Etka Adashkaite with her friend

This is my cousin Etka Adashkaite (to the left) with her friend, whose name I do not know. The picture was made in Vilnius in 1955.

Father's sister Leya was the closest in the family. She was five or six years younger than my father. Leya was the only one from the family who was literate. I do not know where she studied. She knew how to read and write in Yiddish and Russian. She read books and knew the rudiments of accounting. Leya married a local Jew Moishe Adashkis, who was in charge of fire-fighters' team of our town. Moshe, Leya and their children lived in a mansion by the fire-fighters' office and a garage with the only fire truck in town and all necessary fire-fighting equipment. Our house was right in front of Leya's one. I spent my childhood with my cousins- Rahmil and Etka, children of Leya and Moishe. Rahmil was one year older than me and Etka was about three years younger. When grandfather died, grandmother Shifra lived with Leya's family.

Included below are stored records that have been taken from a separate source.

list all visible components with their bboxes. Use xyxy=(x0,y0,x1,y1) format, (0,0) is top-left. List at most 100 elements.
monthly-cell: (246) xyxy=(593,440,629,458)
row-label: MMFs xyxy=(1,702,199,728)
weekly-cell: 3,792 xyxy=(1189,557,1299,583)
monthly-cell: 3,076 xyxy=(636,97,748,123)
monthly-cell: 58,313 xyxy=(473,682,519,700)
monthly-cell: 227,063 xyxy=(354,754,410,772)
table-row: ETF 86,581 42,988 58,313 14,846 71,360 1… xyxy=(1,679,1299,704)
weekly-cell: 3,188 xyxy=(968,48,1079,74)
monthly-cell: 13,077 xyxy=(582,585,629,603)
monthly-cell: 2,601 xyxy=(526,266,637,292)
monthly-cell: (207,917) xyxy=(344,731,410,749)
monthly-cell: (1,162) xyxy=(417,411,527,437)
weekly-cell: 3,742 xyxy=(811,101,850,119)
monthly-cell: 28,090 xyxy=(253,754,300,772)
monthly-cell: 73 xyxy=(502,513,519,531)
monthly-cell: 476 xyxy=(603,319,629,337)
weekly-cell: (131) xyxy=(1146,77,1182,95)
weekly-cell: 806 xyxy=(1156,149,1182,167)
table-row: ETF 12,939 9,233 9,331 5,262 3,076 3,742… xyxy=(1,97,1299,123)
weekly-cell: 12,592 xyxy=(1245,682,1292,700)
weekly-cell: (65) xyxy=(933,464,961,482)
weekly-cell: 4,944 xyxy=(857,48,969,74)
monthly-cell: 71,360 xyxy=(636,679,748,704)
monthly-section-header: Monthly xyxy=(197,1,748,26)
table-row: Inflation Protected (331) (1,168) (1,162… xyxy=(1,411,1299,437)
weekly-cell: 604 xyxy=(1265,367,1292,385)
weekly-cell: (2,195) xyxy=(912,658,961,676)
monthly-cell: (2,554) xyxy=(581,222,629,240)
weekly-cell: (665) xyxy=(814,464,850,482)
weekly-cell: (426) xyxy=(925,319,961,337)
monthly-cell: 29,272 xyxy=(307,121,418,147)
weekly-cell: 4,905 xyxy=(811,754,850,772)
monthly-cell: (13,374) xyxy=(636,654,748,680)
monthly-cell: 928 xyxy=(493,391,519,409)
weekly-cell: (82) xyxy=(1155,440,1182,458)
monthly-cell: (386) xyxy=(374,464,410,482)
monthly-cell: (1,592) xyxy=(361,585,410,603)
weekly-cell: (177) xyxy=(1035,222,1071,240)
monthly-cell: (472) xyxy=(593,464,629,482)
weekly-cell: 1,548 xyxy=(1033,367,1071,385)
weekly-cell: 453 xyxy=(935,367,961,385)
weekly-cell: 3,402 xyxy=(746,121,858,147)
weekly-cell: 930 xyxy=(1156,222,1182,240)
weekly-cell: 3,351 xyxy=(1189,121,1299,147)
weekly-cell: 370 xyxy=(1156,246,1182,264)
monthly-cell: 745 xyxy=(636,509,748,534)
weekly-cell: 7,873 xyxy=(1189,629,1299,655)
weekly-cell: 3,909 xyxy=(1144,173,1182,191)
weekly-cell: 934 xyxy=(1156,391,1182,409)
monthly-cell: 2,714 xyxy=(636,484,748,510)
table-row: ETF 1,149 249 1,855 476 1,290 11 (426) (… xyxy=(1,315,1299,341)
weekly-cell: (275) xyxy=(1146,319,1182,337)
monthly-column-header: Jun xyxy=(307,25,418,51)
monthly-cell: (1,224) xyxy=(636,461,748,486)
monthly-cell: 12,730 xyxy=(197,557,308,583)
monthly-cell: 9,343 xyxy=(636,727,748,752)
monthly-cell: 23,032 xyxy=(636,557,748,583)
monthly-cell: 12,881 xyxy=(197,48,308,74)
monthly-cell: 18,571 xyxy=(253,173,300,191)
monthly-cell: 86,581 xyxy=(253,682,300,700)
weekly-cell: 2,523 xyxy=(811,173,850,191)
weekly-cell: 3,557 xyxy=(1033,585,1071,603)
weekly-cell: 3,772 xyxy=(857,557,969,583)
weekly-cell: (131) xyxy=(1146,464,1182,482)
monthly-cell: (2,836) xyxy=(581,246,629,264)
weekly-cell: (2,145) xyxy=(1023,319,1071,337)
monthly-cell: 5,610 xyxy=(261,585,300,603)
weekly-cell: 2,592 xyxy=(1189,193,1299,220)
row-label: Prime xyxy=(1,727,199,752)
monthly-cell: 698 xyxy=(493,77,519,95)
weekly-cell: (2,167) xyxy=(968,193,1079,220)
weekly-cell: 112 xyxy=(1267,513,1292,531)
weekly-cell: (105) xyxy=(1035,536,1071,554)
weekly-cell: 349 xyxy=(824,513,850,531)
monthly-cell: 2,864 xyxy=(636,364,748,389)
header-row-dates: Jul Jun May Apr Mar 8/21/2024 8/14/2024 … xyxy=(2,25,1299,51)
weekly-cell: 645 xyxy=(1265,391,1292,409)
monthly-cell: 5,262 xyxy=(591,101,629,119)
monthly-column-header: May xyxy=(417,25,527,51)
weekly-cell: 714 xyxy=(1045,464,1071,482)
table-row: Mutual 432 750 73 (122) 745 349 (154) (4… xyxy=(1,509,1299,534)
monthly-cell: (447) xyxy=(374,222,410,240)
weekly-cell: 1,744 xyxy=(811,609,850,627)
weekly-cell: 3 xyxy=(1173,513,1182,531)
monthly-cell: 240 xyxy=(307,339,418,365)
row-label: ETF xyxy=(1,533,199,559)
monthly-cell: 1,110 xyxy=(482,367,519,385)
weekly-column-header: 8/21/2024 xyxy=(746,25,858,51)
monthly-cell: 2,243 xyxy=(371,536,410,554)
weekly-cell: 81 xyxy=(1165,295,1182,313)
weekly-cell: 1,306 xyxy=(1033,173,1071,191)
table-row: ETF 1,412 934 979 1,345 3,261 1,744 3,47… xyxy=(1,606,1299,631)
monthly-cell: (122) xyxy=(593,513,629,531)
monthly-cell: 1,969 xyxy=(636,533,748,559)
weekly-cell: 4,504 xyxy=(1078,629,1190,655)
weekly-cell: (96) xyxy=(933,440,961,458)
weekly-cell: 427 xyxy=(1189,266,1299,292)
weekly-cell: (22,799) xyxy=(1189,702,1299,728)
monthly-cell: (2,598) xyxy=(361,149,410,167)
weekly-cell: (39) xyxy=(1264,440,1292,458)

Aunt Leya’s husband Moishe came back from the front with impaired stomach. When Leya found a job, she took her children from the orphanage. Rahmil left for studies in Kaliningrad. There he served in the army and after demobilization started living on his own. Etka lived with her parents. In 1949 Moishe was arrested when anti-Semitist state campaigns commenced [Campaign against 'cosmopolitans']. He was sentenced to 10 years in camps in accordance with the political article 58 of Civil Code of USSR [It was provided by this article the any action directed against upheaval, shattering and weakening of the power of the working and peasant class should be punished] - and nobody explained what he did wrong. There was no trial, he merely was arrested and that was it. After husband's arrest aunt Leya lived modestly by herself. There was nothing she could help us with. Moishe came back home after Stalin's death, when unfairly condemned were released. In 1956 he was rehabilitated. His health was completely undermined and Moishe died in 1959. Aunt Leya survived him by eight years and died in 1967. She was buried next to my father in Jewish cemetery of Vilnius in accordance with the Jewish rites. Her children Rahmil and Etka are currently living with their families in Israel. They have grandchildren and great grandchildren.